Oggi non è un giorno come gli altri; non lo è perché l’ennesimo giornale chiude. E non si tratta di un foglio come gli altri. Non è uno come i tanti che hanno chiuso in questi anni, Il Corriere di Firenze, il Corriere del Giorno a Taranto, Bari Sera, Epolis, e poi, ancora, Il Riformista, La Voce Repubblicana, pagine morte dietro crisi aziendali, schiacciate dai numeri duri del mercato.

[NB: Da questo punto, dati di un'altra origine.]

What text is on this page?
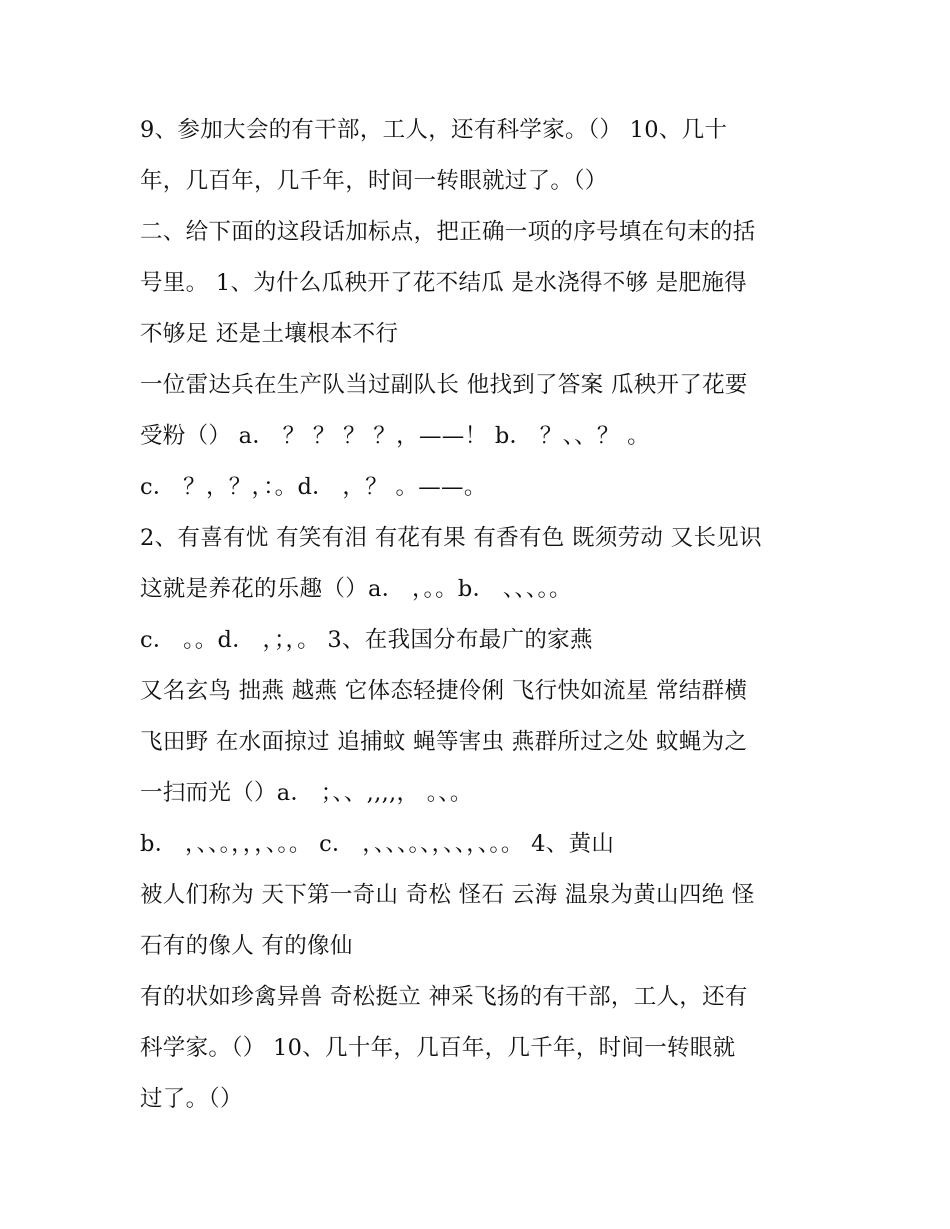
9、参加大会的有干部，工人，还有科学家。（） 10、几十
年，几百年，几千年，时间一转眼就过了。（）
二、给下面的这段话加标点，把正确一项的序号填在句末的括
号里。 1、为什么瓜秧开了花不结瓜 是水浇得不够 是肥施得
不够足 还是土壤根本不行
一位雷达兵在生产队当过副队长 他找到了答案 瓜秧开了花要
受粉（） a． ？ ？ ？ ？，——！ b． ？、、？ 。
c． ？，？，：。d． ，？ 。——。
2、有喜有忧 有笑有泪 有花有果 有香有色 既须劳动 又长见识
这就是养花的乐趣（）a． ，。。b． 、、、。。
c． 。。d． ，；，。 3、在我国分布最广的家燕
又名玄鸟 拙燕 越燕 它体态轻捷伶俐 飞行快如流星 常结群横
飞田野 在水面掠过 追捕蚊 蝇等害虫 燕群所过之处 蚊蝇为之
一扫而光（）a． ；、、,,,,， 。、。
b． ，、、。，，，、。。 c． ，、、、。、，、、，、。。 4、黄山
被人们称为 天下第一奇山 奇松 怪石 云海 温泉为黄山四绝 怪
石有的像人 有的像仙
有的状如珍禽异兽 奇松挺立 神采飞扬的有干部，工人，还有
科学家。（） 10、几十年，几百年，几千年，时间一转眼就
过了。（）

Questa volta a chiudere è l’Unità, giornale fondato da Gramsci e che è sopravvissuto al ventennio, alla ricostruzione degli anni cinquanta, al boom economico degli anni sessanta, alla deriva terroristica degli anni settanta, allo yuppismo degli anni ottanta, alla seconda repubblica degli anni novanta; l’Unità ha accompagnato i militanti ed i simpatizzanti di quello che fu il Pci e poi divenne una cosa e poi Pds e poi Ds ed infine Pd, passando per querce ed ulivi, in una crisi d’identità che avrebbe travolto chiunque, tranne chi in quelle cose credeva; aiutato dal filo conduttore di un giornale rosso con i conti sempre in rosso.

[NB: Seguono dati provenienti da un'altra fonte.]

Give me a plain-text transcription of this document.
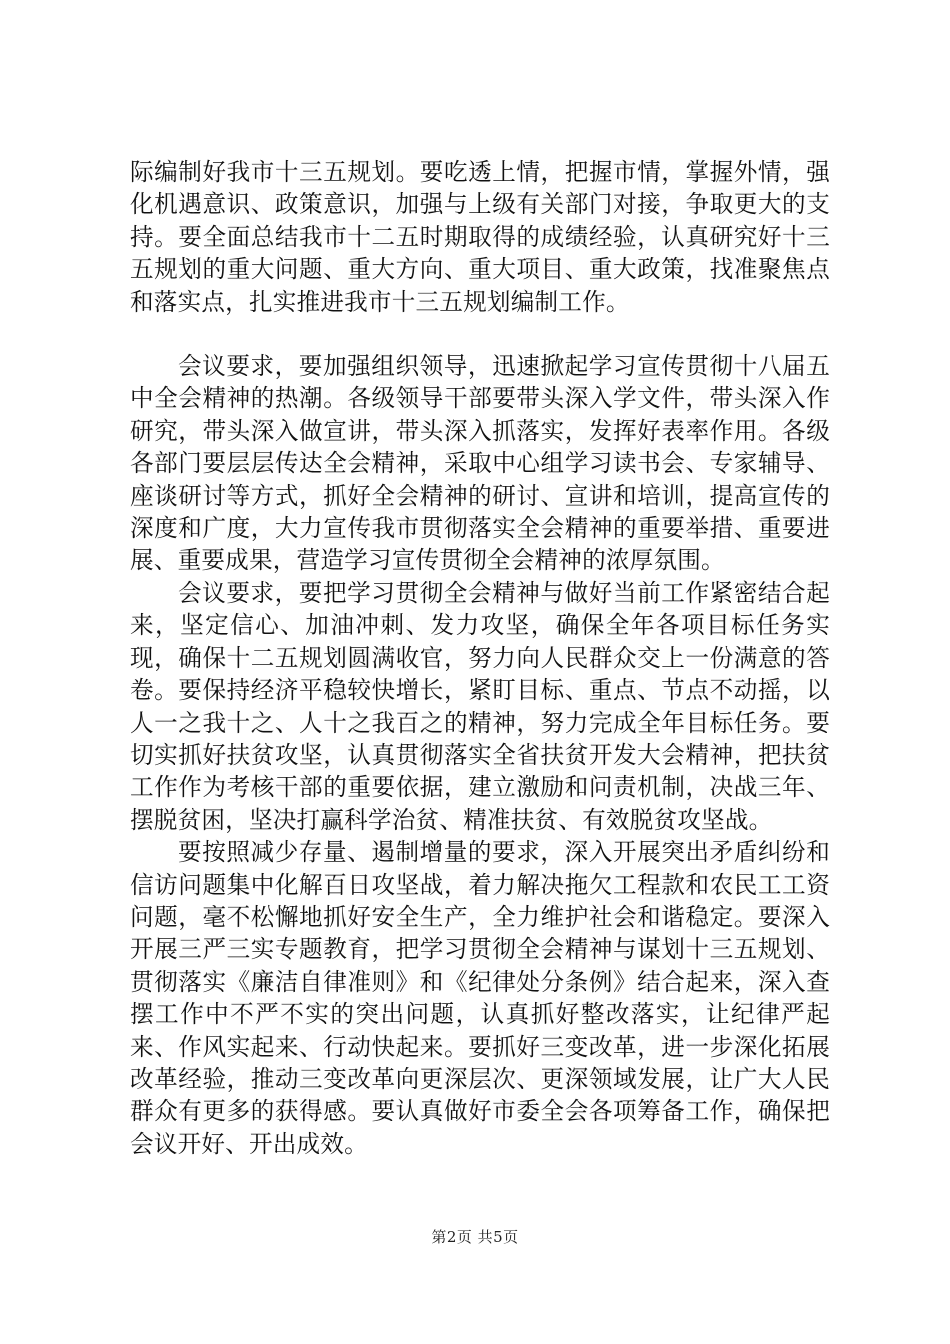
际编制好我市十三五规划。要吃透上情，把握市情，掌握外情，强化机遇意识、政策意识，加强与上级有关部门对接，争取更大的支持。要全面总结我市十二五时期取得的成绩经验，认真研究好十三五规划的重大问题、重大方向、重大项目、重大政策，找准聚焦点和落实点，扎实推进我市十三五规划编制工作。

会议要求，要加强组织领导，迅速掀起学习宣传贯彻十八届五中全会精神的热潮。各级领导干部要带头深入学文件，带头深入作研究，带头深入做宣讲，带头深入抓落实，发挥好表率作用。各级各部门要层层传达全会精神，采取中心组学习读书会、专家辅导、座谈研讨等方式，抓好全会精神的研讨、宣讲和培训，提高宣传的深度和广度，大力宣传我市贯彻落实全会精神的重要举措、重要进展、重要成果，营造学习宣传贯彻全会精神的浓厚氛围。

会议要求，要把学习贯彻全会精神与做好当前工作紧密结合起来，坚定信心、加油冲刺、发力攻坚，确保全年各项目标任务实现，确保十二五规划圆满收官，努力向人民群众交上一份满意的答卷。要保持经济平稳较快增长，紧盯目标、重点、节点不动摇，以人一之我十之、人十之我百之的精神，努力完成全年目标任务。要切实抓好扶贫攻坚，认真贯彻落实全省扶贫开发大会精神，把扶贫工作作为考核干部的重要依据，建立激励和问责机制，决战三年、摆脱贫困，坚决打赢科学治贫、精准扶贫、有效脱贫攻坚战。

要按照减少存量、遏制增量的要求，深入开展突出矛盾纠纷和信访问题集中化解百日攻坚战，着力解决拖欠工程款和农民工工资问题，毫不松懈地抓好安全生产，全力维护社会和谐稳定。要深入开展三严三实专题教育，把学习贯彻全会精神与谋划十三五规划、贯彻落实《廉洁自律准则》和《纪律处分条例》结合起来，深入查摆工作中不严不实的突出问题，认真抓好整改落实，让纪律严起来、作风实起来、行动快起来。要抓好三变改革，进一步深化拓展改革经验，推动三变改革向更深层次、更深领域发展，让广大人民群众有更多的获得感。要认真做好市委全会各项筹备工作，确保把会议开好、开出成效。

第2页 共5页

Un giornale che fa parte del patrimonio storico e culturale di questo Paese, nel bene, le grandi battaglie popolari, e nel male, per questo basti vedere lo splendido Magazzino 18 di Cristicchi.
Ma un giornale, qualsiasi giornale, è fatto di cose buone e cose non buone, l’opinione si forma su certezze e dubbi. Oggi ha vinto la sua battaglia chi crede che l’informazione debba rispondere al valore dei numeri, ricavi – costi, come se la cultura ed il pensiero fossero detersivi, palazzi, cose da compare e vendere. Esulta chi da tempo auspica la chiusura dei giornali, colpevoli, a loro dire, di non fare una corretta informazione, ma senza sprecare una parola per chiarire cosa intendono loro per buona informazione. Alla ricerca di una verità che si potrà trovare solo nel pensiero unico, le pravde dei massimalisti di ogni tempo. L’auspicio è che la politica prima ed il Pd poi si chiedano che cosa significa accettare passivamente la chiusura di un giornale come l’Unità. Il silenzio che ha accompagnato la chiusura delle decine di quotidiani chiusi negli ultimi tre anni depone male, molto male.